Nature Medicine 28, 5 doi: 10.1038/s41591-022-01734-1

新型コロナウイルス感染症(COVID-19)のパンデミック(世界的大流行)は、重症急性呼吸器症候群コロナウイルス2(SARS-CoV-2)などの呼吸器ウイルスとそれらのウイルスから新たに出現した変異株を検出するための、ハイスループットで高感度なマルチプレックス解析法の必要性を実証した。本論文では、ウイルスおよびウイルス変異株を検出するための対費用効果の高いプラットフォームであるmCARMEN(microfluidic Combinatorial Arrayed Reactions for Multiplexed Evaluation of Nucleic acids)について示す。mCARMENは、CRISPRベースの診断法とマイクロ流体技術の組み合わせで、それに臨床使用のために能率化されたワークフローが導入されている。
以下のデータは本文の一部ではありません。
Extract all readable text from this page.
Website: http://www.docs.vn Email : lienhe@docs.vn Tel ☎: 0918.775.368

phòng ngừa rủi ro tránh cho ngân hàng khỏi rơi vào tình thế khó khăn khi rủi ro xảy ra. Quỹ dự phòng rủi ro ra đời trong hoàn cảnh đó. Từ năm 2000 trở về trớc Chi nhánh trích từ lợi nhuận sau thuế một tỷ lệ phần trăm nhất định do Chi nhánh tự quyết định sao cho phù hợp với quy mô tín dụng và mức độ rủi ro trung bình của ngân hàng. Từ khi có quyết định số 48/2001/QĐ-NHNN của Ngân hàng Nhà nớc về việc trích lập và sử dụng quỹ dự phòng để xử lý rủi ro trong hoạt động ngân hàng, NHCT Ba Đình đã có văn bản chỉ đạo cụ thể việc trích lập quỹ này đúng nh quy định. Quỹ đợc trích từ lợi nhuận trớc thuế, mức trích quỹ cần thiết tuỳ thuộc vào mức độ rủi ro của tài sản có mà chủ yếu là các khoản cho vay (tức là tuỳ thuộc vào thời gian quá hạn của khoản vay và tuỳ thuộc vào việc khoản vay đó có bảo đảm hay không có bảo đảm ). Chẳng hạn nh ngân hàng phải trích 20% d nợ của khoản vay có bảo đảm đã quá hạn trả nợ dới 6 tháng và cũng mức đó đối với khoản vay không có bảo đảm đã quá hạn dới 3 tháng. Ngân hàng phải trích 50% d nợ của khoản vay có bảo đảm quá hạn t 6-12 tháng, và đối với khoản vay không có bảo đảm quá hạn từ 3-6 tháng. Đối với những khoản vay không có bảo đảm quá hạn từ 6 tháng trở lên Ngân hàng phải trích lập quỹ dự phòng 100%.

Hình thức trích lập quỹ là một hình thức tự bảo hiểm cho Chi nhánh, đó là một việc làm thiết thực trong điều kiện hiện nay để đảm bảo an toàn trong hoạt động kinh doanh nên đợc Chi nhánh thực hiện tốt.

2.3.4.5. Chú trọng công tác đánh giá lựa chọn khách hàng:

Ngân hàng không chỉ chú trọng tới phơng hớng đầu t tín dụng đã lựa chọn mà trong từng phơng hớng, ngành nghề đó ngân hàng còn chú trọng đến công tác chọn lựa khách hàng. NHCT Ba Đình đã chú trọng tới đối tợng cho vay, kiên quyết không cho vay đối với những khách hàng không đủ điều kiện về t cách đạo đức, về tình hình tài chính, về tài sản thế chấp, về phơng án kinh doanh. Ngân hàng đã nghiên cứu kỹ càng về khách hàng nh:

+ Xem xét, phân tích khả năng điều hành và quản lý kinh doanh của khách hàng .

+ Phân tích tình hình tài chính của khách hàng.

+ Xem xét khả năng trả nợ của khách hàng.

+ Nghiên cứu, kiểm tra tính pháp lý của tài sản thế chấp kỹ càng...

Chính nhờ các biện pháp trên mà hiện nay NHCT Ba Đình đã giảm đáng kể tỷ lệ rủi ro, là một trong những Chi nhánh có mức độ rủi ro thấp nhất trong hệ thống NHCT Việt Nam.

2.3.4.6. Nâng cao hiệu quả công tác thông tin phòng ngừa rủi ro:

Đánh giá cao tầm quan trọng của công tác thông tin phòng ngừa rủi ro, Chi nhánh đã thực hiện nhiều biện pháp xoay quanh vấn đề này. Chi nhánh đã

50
我々は、SARS-CoV-2や他のコロナウイルス、A型とB型の両方のインフルエンザウイルスなどの最大で21種類のウイルスを検査するためのmCARMEN呼吸器ウイルスパネル(RVP)を開発し、これが研究用の525の患者検体および臨床検査用の166の患者検体で診断グレードの性能を持つことを実証した。さらに、SARS-CoV-2について、デルタ株およびオミクロン株を含む6つの変異株系統を明らかにできるmCARMENパネルを開発し、2,088個の患者検体で評価したところ、結果は塩基配列解読に基づく変異株分類とほぼ完全に一致した。さらに、Cas13とCas12を組み合わせた手法を実装することで、サンプル中のSARS-CoV-2とA型インフルエンザウイルスのコピー数の定量的測定が可能になった。mCARMENプラットフォームを使えば、多数のウイルスやウイルス変異株のハイスループットな監視を同時に行うことができ、また、SARS-CoV-2変異株の迅速な検出が可能になる。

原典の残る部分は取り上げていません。